Similar to the ACC and Big Ten, the Pac-12 is certainly evaluating expansion and realignment in the wake of the SEC’s move to add Oklahoma and Texas. And new commissioner George Kliavkoff said as much during the conference’s media day on Tuesday. However, Kliavkoff also said something else that was important. The interest the Pac-12 has received from programs wanting to join was “significant.” However, the commissioner also indicated “we do not think expansion is required to continue to compete and thrive.”
Whether or not the Pac-12 decides to expand may take some time for the conference to deliberate behind closed doors. But what if the conference did decide to expand to 14 or 16 teams? Judging by Kliavkoff’s comments, expansion is a longshot and seems unlikely at this point. But let’s dive into the candidates to see where the conference could go if it expands:
Pac-12 Football: If the Conference Expands, Which Teams are Candidates to Join?
Top Candidates from Remaining Big 12 Members
The Jayhawks would probably prefer an invite to the Big Ten, but if one isn’t going to arrive anytime soon, the Pac-12 is a more lucrative opportunity than the remnants of the Big 12. The basketball program is strong, but football has been a struggle with just one winning season since 2008 and nine overall victories since '15.
It’s a toss-up between Oklahoma State and West Virginia for the best program remaining out of the eight Big 12 members. The Cowboys are a better fit for the Pac-12 than the Mountaineers in terms of geography and would bring a program capable of top-25 finishes on a consistent basis to the conference.
The Horned Frogs can sell access to the valuable Dallas-Fort Worth area for recruiting, along with a program that has been successful on a consistent basis under head coach Gary Patterson.
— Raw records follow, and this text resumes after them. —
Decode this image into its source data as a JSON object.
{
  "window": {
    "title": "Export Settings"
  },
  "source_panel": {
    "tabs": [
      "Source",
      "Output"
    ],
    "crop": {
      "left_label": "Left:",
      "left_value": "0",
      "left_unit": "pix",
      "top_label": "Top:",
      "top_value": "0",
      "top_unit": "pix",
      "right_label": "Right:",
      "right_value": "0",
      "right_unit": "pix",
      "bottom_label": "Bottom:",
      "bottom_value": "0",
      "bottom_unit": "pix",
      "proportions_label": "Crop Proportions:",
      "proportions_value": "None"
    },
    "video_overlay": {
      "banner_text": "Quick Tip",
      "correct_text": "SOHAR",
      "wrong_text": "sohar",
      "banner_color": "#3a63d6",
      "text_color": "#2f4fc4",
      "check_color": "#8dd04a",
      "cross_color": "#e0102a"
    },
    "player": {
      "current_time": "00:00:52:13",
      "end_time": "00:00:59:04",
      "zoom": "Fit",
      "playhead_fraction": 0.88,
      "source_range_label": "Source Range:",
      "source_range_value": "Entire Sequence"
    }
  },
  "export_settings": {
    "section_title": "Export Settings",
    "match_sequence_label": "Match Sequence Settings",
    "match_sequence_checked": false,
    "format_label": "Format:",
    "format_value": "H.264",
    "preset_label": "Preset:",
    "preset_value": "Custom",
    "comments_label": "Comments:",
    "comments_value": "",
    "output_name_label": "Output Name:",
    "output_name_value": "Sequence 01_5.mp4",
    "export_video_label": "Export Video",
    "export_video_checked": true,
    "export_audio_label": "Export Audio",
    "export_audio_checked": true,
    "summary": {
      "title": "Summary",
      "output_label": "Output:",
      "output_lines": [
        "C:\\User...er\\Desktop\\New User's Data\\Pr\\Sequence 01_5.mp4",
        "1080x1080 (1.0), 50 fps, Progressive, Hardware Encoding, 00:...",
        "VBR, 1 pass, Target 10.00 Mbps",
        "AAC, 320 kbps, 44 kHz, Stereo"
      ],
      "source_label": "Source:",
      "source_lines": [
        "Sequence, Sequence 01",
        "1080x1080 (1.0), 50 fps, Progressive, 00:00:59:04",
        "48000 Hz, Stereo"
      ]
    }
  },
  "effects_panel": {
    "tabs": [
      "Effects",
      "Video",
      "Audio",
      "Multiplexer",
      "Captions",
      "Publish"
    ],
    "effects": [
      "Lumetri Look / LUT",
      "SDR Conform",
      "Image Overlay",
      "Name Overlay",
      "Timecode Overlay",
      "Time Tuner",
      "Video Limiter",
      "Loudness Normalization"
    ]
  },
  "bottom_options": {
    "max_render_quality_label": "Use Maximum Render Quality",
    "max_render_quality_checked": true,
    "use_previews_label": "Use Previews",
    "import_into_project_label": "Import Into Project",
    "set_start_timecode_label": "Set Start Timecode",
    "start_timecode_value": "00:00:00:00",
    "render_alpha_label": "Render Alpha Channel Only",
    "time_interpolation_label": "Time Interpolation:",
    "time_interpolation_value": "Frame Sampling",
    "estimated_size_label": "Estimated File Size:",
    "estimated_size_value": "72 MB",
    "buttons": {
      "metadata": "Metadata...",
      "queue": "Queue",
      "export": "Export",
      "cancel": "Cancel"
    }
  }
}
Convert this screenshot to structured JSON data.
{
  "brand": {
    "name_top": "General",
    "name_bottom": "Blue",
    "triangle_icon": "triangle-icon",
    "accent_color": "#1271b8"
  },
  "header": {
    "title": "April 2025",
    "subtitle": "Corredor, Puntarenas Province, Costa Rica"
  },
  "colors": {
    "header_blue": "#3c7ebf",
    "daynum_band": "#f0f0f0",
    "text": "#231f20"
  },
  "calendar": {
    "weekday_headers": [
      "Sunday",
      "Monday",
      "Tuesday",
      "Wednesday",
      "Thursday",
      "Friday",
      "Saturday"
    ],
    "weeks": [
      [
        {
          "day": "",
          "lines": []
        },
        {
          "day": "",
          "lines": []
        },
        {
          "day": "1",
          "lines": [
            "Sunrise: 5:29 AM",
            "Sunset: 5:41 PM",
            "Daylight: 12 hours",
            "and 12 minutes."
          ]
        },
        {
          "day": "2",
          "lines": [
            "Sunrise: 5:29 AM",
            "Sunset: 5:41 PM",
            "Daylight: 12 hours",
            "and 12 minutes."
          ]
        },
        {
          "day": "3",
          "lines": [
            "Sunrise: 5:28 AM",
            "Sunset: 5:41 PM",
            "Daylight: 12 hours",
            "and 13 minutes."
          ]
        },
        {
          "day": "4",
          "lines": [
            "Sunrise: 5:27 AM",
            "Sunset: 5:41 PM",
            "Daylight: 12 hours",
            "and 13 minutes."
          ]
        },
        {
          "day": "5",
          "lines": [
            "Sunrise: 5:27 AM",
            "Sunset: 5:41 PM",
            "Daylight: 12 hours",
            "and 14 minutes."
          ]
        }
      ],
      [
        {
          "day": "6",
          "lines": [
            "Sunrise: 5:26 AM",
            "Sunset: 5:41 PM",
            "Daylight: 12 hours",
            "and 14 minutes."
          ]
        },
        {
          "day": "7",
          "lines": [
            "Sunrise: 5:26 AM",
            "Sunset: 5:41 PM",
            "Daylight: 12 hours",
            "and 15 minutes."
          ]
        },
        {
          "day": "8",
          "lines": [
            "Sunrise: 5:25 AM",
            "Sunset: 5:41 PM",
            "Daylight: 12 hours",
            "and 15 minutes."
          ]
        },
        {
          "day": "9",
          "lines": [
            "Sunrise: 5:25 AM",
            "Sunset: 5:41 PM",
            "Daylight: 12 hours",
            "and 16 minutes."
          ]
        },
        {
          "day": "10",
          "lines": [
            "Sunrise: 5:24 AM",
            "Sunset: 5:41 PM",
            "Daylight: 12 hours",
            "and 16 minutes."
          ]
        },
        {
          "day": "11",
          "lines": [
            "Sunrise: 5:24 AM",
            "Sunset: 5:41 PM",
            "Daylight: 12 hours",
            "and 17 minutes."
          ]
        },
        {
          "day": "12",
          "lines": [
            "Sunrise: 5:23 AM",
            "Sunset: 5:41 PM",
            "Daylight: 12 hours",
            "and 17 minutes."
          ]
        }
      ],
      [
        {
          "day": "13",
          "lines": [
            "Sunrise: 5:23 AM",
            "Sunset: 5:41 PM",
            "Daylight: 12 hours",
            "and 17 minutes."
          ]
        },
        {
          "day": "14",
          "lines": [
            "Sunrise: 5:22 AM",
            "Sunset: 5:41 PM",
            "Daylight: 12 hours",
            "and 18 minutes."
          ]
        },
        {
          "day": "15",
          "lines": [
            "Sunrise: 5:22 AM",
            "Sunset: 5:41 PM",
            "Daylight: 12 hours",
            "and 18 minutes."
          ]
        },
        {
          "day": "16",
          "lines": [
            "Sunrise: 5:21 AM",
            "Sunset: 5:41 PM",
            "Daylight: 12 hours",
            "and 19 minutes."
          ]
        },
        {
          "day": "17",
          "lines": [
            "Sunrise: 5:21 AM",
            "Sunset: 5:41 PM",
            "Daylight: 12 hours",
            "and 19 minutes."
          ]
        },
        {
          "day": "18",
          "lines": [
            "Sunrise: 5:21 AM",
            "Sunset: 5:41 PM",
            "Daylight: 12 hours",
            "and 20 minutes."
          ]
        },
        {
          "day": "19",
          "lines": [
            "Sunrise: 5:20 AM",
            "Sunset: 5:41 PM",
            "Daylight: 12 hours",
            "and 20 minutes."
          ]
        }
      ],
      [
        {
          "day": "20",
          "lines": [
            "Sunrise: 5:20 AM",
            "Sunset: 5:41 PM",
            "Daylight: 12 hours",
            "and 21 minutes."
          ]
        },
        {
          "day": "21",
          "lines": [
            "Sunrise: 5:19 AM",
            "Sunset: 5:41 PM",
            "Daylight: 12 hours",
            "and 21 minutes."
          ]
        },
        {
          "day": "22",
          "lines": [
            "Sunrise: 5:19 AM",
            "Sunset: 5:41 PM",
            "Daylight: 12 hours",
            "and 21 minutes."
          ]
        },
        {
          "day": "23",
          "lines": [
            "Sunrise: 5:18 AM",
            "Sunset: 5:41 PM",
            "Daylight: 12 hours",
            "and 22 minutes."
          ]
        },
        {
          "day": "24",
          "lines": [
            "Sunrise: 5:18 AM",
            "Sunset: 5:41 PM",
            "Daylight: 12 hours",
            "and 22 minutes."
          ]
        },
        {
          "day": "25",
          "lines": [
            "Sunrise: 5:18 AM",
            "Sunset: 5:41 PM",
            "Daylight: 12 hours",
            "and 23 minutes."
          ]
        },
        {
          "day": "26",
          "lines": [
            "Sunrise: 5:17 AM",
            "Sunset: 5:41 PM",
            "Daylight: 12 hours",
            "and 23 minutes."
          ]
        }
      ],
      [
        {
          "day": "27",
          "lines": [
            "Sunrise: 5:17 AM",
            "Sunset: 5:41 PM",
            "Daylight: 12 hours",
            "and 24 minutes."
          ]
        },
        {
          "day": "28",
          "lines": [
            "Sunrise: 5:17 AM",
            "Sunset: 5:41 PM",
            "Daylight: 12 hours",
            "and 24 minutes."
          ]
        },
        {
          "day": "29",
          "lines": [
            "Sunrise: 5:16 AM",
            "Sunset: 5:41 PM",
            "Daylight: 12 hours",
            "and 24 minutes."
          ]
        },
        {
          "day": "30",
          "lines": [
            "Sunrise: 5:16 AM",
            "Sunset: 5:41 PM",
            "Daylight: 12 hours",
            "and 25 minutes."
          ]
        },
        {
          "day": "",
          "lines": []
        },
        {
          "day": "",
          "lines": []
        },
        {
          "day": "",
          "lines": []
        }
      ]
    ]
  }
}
Also, Amon G. Carter Stadium recently underwent a major renovation.
A program with a reputation of consistently producing high-powered offenses would make a seamless transition to the Pac-12. Texas Tech can sell a steady football program to the conference, as well as games in the state of Texas for recruiting purposes.
The Bears don’t bring a major media market to the table, but the program is the reigning national champs in men's basketball, while the football product has improved significantly in recent years. Baylor opened McLane Stadium in 2014, and the program can sell its location in the fertile recruiting grounds of Texas.
The Next Tier
There’s a lot to like at Boise State in a 16-team Pac-12 expansion scenario. The program is a perfect fit in terms of geography, has been one of the top Group of 5 programs on an annual basis and the city of Boise would be a good road trip for visiting fans. However, the Broncos are probably farther down the list for the Pac-12.
With Utah already in the conference, it’s probably a longshot for BYU to get in the Pac-12. However, the program has a national (and large) fan base and would certainly bring viewership to the conference’s games on television. Being competitive on the football field also won’t be a problem for a program that’s posted just four losing seasons since 1974.
Another longshot, but the Cougars are in a major media market – a factor that’s crucial to a conference looking to improve its television deal. And with access to elite talent in the state, the right coach (as proven in recent years) can win a lot of games here.
The Cyclones have good leadership atop the athletic department, a football program on the rise under head coach Matt Campbell and a passionate fan base. However, if the Pac-12 expands, Iowa State is likely behind the schools from Texas and Kansas in the pecking order of candidates. The Big Ten – if it expands – would be a better fit.
In the hierarchy of teams from the Sunflower State to join the Pac-12, Kansas State is likely behind in-state rival Kansas for a spot. K-State doesn’t bring a major media market (Manhattan), but the fan base is strong (averaged 48,818 fans a game in 2019) and facilities have improved in recent years.
San Diego State
With the Chargers moving to Los Angeles, the Aztecs should be able to get some extra attention in the city of San Diego. Also, a new stadium and more recruiting territory in California are always positives to sell. However, adding another team in the Golden State probably wouldn’t move the needle in terms of value to television partners.
Geography isn’t on West Virginia’s side here – even if the football program is capable of finishing in the top 25 on a consistent basis. The ACC is a much better fit.